I've read that no speaker can be perfect - every speaker is an optimization to a specific goal, with necessary compromises.
So if the goal was to have a speaker through which playback of a vocalist *alone* was indistinguishable from a live, unamplified singer, to a blinded listener, what measurement characteristics would that speaker have, and how would it be best approximated with real components?
It's a damn good question. The human voice typically uses less than half the spectrum we need for much music. And it typically requires only a part of the dynamic range we tend to think we need. But there are some major issues with reproducing it, to wit:
Voice recordings are often badly distorted and falsely embellished when the microphone is very near the mouth. There are effects of proximity -- the false emphasis on certain frequencies and bands, and wide variations in transient reproduction.

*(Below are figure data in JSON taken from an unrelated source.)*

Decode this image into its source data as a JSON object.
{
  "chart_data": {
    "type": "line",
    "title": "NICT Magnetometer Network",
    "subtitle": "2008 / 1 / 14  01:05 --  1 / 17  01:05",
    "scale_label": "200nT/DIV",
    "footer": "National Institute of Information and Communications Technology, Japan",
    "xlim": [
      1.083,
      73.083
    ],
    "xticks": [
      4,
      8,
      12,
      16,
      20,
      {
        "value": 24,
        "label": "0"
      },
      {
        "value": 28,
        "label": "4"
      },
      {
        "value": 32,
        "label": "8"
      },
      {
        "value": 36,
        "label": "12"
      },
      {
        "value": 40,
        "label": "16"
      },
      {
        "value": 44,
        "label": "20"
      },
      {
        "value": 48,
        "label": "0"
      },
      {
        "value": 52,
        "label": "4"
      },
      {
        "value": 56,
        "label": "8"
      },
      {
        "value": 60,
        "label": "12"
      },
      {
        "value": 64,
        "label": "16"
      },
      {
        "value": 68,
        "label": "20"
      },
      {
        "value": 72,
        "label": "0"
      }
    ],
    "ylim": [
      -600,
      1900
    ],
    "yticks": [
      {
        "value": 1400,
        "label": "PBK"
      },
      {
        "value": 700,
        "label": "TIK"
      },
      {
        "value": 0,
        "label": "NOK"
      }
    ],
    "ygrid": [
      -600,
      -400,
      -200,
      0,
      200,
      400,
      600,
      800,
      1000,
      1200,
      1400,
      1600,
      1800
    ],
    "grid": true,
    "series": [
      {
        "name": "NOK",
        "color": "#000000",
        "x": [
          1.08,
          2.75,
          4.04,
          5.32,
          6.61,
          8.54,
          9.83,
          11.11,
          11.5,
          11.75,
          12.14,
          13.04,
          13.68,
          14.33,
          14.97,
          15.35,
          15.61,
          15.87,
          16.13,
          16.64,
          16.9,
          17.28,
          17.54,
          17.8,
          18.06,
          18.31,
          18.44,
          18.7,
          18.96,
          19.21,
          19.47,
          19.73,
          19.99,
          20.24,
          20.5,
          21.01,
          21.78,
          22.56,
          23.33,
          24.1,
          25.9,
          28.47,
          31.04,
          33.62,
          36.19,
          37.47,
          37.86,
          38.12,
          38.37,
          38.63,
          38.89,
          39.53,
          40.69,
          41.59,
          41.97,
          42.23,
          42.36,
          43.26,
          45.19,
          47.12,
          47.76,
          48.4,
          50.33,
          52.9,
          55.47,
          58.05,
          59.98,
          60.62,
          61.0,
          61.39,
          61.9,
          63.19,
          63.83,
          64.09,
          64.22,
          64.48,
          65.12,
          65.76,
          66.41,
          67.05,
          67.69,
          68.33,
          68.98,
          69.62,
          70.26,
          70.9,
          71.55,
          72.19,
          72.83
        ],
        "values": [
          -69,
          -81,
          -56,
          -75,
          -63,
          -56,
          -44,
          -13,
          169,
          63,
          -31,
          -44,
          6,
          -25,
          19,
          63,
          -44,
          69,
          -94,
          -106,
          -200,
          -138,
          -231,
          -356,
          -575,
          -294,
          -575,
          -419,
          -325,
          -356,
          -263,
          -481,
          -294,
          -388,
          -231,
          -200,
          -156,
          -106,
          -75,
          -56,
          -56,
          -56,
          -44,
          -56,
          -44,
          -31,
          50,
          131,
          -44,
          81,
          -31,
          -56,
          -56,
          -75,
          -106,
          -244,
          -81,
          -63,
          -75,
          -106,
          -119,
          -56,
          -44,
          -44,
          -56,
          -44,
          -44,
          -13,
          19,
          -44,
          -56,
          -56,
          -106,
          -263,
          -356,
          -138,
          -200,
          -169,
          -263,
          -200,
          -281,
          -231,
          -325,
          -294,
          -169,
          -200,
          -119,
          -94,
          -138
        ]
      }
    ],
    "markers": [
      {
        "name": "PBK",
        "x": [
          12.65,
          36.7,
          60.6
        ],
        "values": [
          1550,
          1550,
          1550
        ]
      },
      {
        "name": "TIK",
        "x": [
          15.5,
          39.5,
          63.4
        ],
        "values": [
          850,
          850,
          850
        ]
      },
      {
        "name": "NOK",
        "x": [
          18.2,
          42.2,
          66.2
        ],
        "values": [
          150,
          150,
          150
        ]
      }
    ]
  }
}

This closeness has some (or a lot) of the result that what is recorded is as if the singer/speaker were 3 inches from your ear, and not heard from several feet away, minimum, as you would usually hear them live without amplification. Sort of like having a singer sing into your ear while you wear hearing protection to keep the volume below pain. The typical mic does strange and wonderful things to an up-close singer. The result is unreal.
[It's why classical concert vocal soloists are generally miked at least 3-4 feet away, while pop concert singers are often holding a mic at 1-3 inches.]
Then there's Autotune. In classical concert recordings, we never use Autotune on singers. At pop concerts and studio pop recordings, we always use Autotune. -Always. When a singer is singing 3" from your ear, pitch becomes important. Autotune actually becomes part of the vocal character of the singer.
Then, there are a ton of producer-friendly studio tricks available on pop music recordings: Compression (attack, hold, decay), limiting, reverb, EQ, Pultecing, and a sea of other tricks up the producer's sleeves. If they succeed, the singer sounds 'better' than life to most, but at the cost of non-reality.
And, there's commonly a 'singing booth' used in pop recording. It offers its own brand of jams and jellies to the bread and butter of the voice.
I understand your wishes. But with the vagaries of voice recording, it's a tough errand to find a solution. I'll be interested in others' comments, especially those who practice the art of vocal recording.
Sidebar: I once worked for a studio owner/producer/recordist who typically recorded female vocalists with a U87 (male vocalists with maybe a 44B or other). Especially with the U87, he could 'hear' the slightest off-axis position of the mic. I would regularly get told to " go in there and rotate the vocal mic 3 degrees to her left" or such. Sure enough, the vocal character would change noticeably. Such is the perception of a musician. With such as the 44B, his concern was more about the backside of the mic.